Syphilis, a contagious systemic disease caused by Treponema pallidum, can affect any system in the body. Neurosyphilis can be asymptomatic or symptomatic. As spirochetes affect the central nervous system in 40% of cases of acquired syphilis, Lesser and others (1) have stated that anyone with syphilis may be considered to have neurosyphilis until proved otherwise.

Optic neuropathy is not rare in secondary syphilis. It may be associated with an anterior uveitis and vitritis. Syphilitic ocular findings have been associated with the secondary stage of the disease where hematogenous dissemination of the spirochete occurs. Ocular involvement strongly suggests central nervous system disease involvement, and some feel that it may be synonymous with neurosyphilis. Laboratory examination of the cerebrospinal fluid invariably reveals a reactive VDRL in these cases. Traditionally, patients who develop clinical neurosyphilis will present first with acute meningitis or meningovascular signs and/or symptoms. However, patients with ocular syphilis present with minimal or with no signs of meningoencephalitic changes.
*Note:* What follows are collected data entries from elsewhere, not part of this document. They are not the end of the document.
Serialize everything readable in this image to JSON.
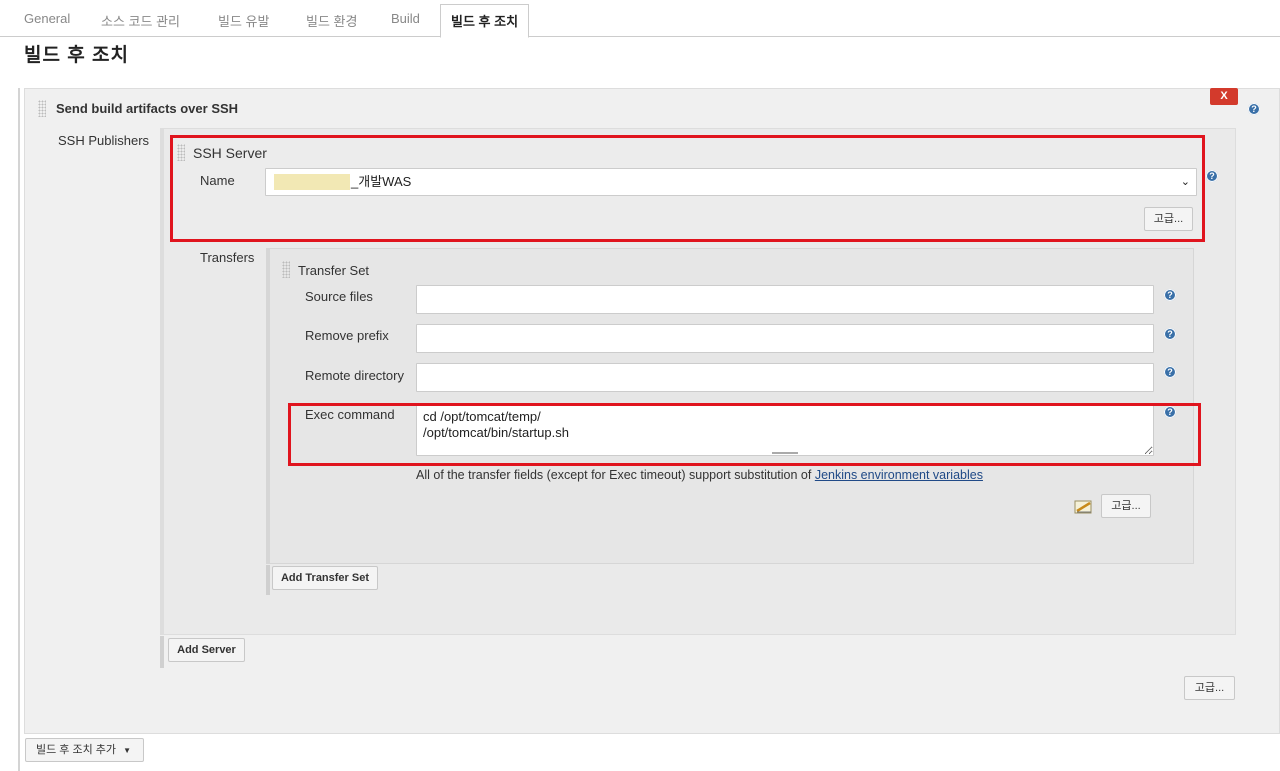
{
  "tabs": [
    {
      "label": "General"
    },
    {
      "label": "소스 코드 관리"
    },
    {
      "label": "빌드 유발"
    },
    {
      "label": "빌드 환경"
    },
    {
      "label": "Build"
    },
    {
      "label": "빌드 후 조치"
    }
  ],
  "section_title": "빌드 후 조치",
  "publisher": {
    "title": "Send build artifacts over SSH",
    "delete_label": "X",
    "ssh_publishers_label": "SSH Publishers",
    "ssh_server": {
      "title": "SSH Server",
      "name_label": "Name",
      "name_value": "_개발WAS",
      "advanced_label": "고급..."
    },
    "transfers_label": "Transfers",
    "transfer_set": {
      "title": "Transfer Set",
      "source_files_label": "Source files",
      "source_files_value": "",
      "remove_prefix_label": "Remove prefix",
      "remove_prefix_value": "",
      "remote_directory_label": "Remote directory",
      "remote_directory_value": "",
      "exec_command_label": "Exec command",
      "exec_command_value": "cd /opt/tomcat/temp/\n/opt/tomcat/bin/startup.sh",
      "note_prefix": "All of the transfer fields (except for Exec timeout) support substitution of ",
      "note_link": "Jenkins environment variables",
      "advanced_label": "고급..."
    },
    "add_transfer_set_label": "Add Transfer Set",
    "add_server_label": "Add Server",
    "advanced_label": "고급..."
  },
  "add_post_build_label": "빌드 후 조치 추가",
  "help_glyph": "?",
  "colors": {
    "highlight": "#e0141e",
    "delete": "#d33a2c",
    "help": "#3a70a8"
  }
}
After proper treatment (currently 12-24 million units of intravenous penicilin daily for about 2 weeks followed by oral penicillin), quantitative reagin tests should be performed at 1, 3, 6, and 12 months or until no reaction is found, whichever period is longer. CSF study should be repeated at the end of the 1-year surveillance. If all clinical and serologic examinations remain satisfactory for 2 years, cure is complete and no further follow-up is needed.